Objective: Client is alert and oriented to person, place, and time. 2+ peripheral pulses. S1/S2 heart tones. Hypoactive bowel sounds in all quadrants. Clear lung sounds. Trace periorbital and 1+ pedal edema.
Assessment and plan: Will order laboratory testing as this client is showing strong clinical signs of primary hypothyroidism.
Vital Signs
T 97°F (36.1°C) P 58 RR 16 BP 107/65 Pulse oximetry reading 98% on room air
Orders
obtain thyroid panel
discontinue sertraline
The nurse reviews the physician's progress notes, orders, and the client's vital signs. Complete the sentence below with the appropriate answers. If the client has primary hypothyroidism, the client's thyroid panel will have a high...... and low......
- A. thyroid-stimulating hormone (TSH)
- B. free thyroxine (T4)
- C. serum triiodothyronine (T3)
- D. thyroid-stimulating hormone (TSH).
- E. free thyroxine (T4).
- F. thyrotropin receptor antibodies (TRAbs).
Correct Answer: A, B
Rationale: Primary hypothyroidism involves low thyroid hormone production, so TSH rises to stimulate the gland, and free T4 falls due to reduced output. T3 and TRAbs are less specific here.
The nurse is caring for a client scheduled for a computed tomography (CT) scan with contrast.
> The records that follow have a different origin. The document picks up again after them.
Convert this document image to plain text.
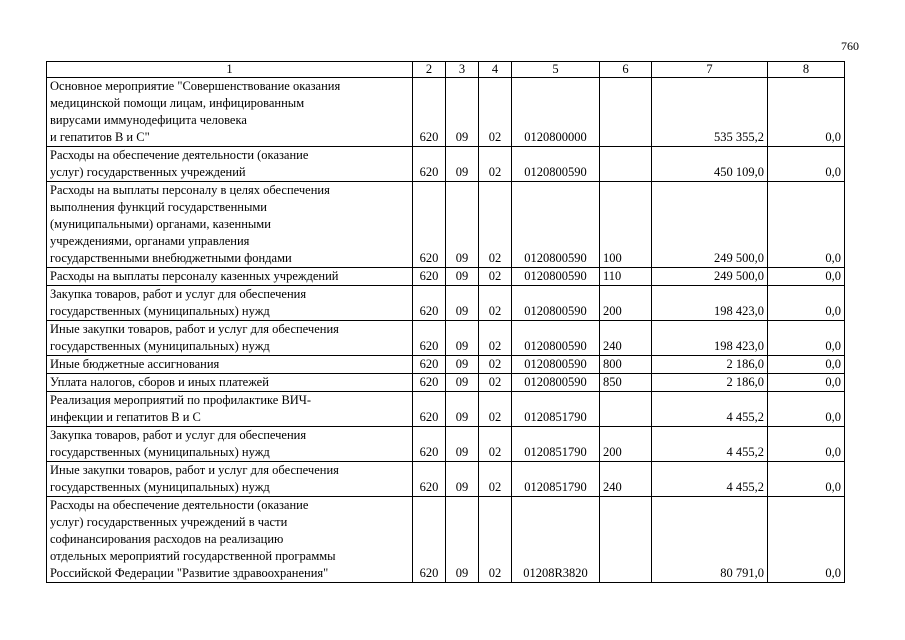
760
1	2	3	4	5	6	7	8
Основное мероприятие "Совершенствование оказания
медицинской помощи лицам, инфицированным
вирусами иммунодефицита человека
и гепатитов В и С"	620	09	02	0120800000		535 355,2	0,0
Расходы на обеспечение деятельности (оказание
услуг) государственных учреждений	620	09	02	0120800590		450 109,0	0,0
Расходы на выплаты персоналу в целях обеспечения
выполнения функций государственными
(муниципальными) органами, казенными
учреждениями, органами управления
государственными внебюджетными фондами	620	09	02	0120800590	100	249 500,0	0,0
Расходы на выплаты персоналу казенных учреждений	620	09	02	0120800590	110	249 500,0	0,0
Закупка товаров, работ и услуг для обеспечения
государственных (муниципальных) нужд	620	09	02	0120800590	200	198 423,0	0,0
Иные закупки товаров, работ и услуг для обеспечения
государственных (муниципальных) нужд	620	09	02	0120800590	240	198 423,0	0,0
Иные бюджетные ассигнования	620	09	02	0120800590	800	2 186,0	0,0
Уплата налогов, сборов и иных платежей	620	09	02	0120800590	850	2 186,0	0,0
Реализация мероприятий по профилактике ВИЧ-
инфекции и гепатитов В и С	620	09	02	0120851790		4 455,2	0,0
Закупка товаров, работ и услуг для обеспечения
государственных (муниципальных) нужд	620	09	02	0120851790	200	4 455,2	0,0
Иные закупки товаров, работ и услуг для обеспечения
государственных (муниципальных) нужд	620	09	02	0120851790	240	4 455,2	0,0
Расходы на обеспечение деятельности (оказание
услуг) государственных учреждений в части
софинансирования расходов на реализацию
отдельных мероприятий государственной программы
Российской Федерации "Развитие здравоохранения"	620	09	02	01208R3820		80 791,0	0,0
The nurse recognizes which medication should be held after the procedure?
- A. labetalol
- B. metformin
- C. levodopa
- D. ondansetron
Correct Answer: B
Rationale: Metformin should be held after a CT scan with contrast due to the risk of lactic acidosis if contrast-induced nephropathy occurs. Labetalol, levodopa, and ondansetron are not affected by contrast.
The nurse is caring for a client with diabetes mellitus (type one) with diabetic ketoacidosis (DKA). Which laboratory result is critical for the nurse to monitor closely during the client's treatment?
- A. Blood urea nitrogen (BUN)
- B. Serum creatinine
- C. Serum potassium
- D. Serum magnesium
Correct Answer: C
Rationale: In DKA, insulin shifts potassium into cells, risking hypokalemia, which can cause arrhythmias. Close monitoring of serum potassium is critical during treatment.
This nurse is caring for a client who is receiving prescribed tolvaptan. Which of the following findings would indicate a therapeutic response?
- A. Fasting blood glucose 100 mg/dL (5.55 mmol/L) [70-110 mg/dL, 4.0-6.0 mmol/L]
- B. Urine specific gravity 1.010 [1.005-1.030]
- C. Total cholesterol 176 mg/dL (4.55 mmol/L) [-200 mg/dL, 3.5-5.2 mmol/L]
- D. Blood urea nitrogen (BUN) 5 mg/dL (1.785 mmol/L) [10-20 mg/dL, 2.1-8.0 mmol/L]
Correct Answer: B
Rationale: Tolvaptan treats SIADH by increasing free water excretion, lowering urine specific gravity (e.g., 1.010). Glucose, cholesterol, and BUN are not directly affected by tolvaptan.
The nurse has obtained a prescription for desmopressin to treat diabetes insipidus (DI). The nurse understands that it is essential to monitor the clients
- A. serum sodium level.
- B. serum glucose.
- C. serum magnesium level.
- D. serum calcium level.
Correct Answer: A
Rationale: Desmopressin treats diabetes insipidus by reducing water excretion, risking hyponatremia. Monitoring serum sodium is essential. Glucose, magnesium, and calcium are not primarily affected.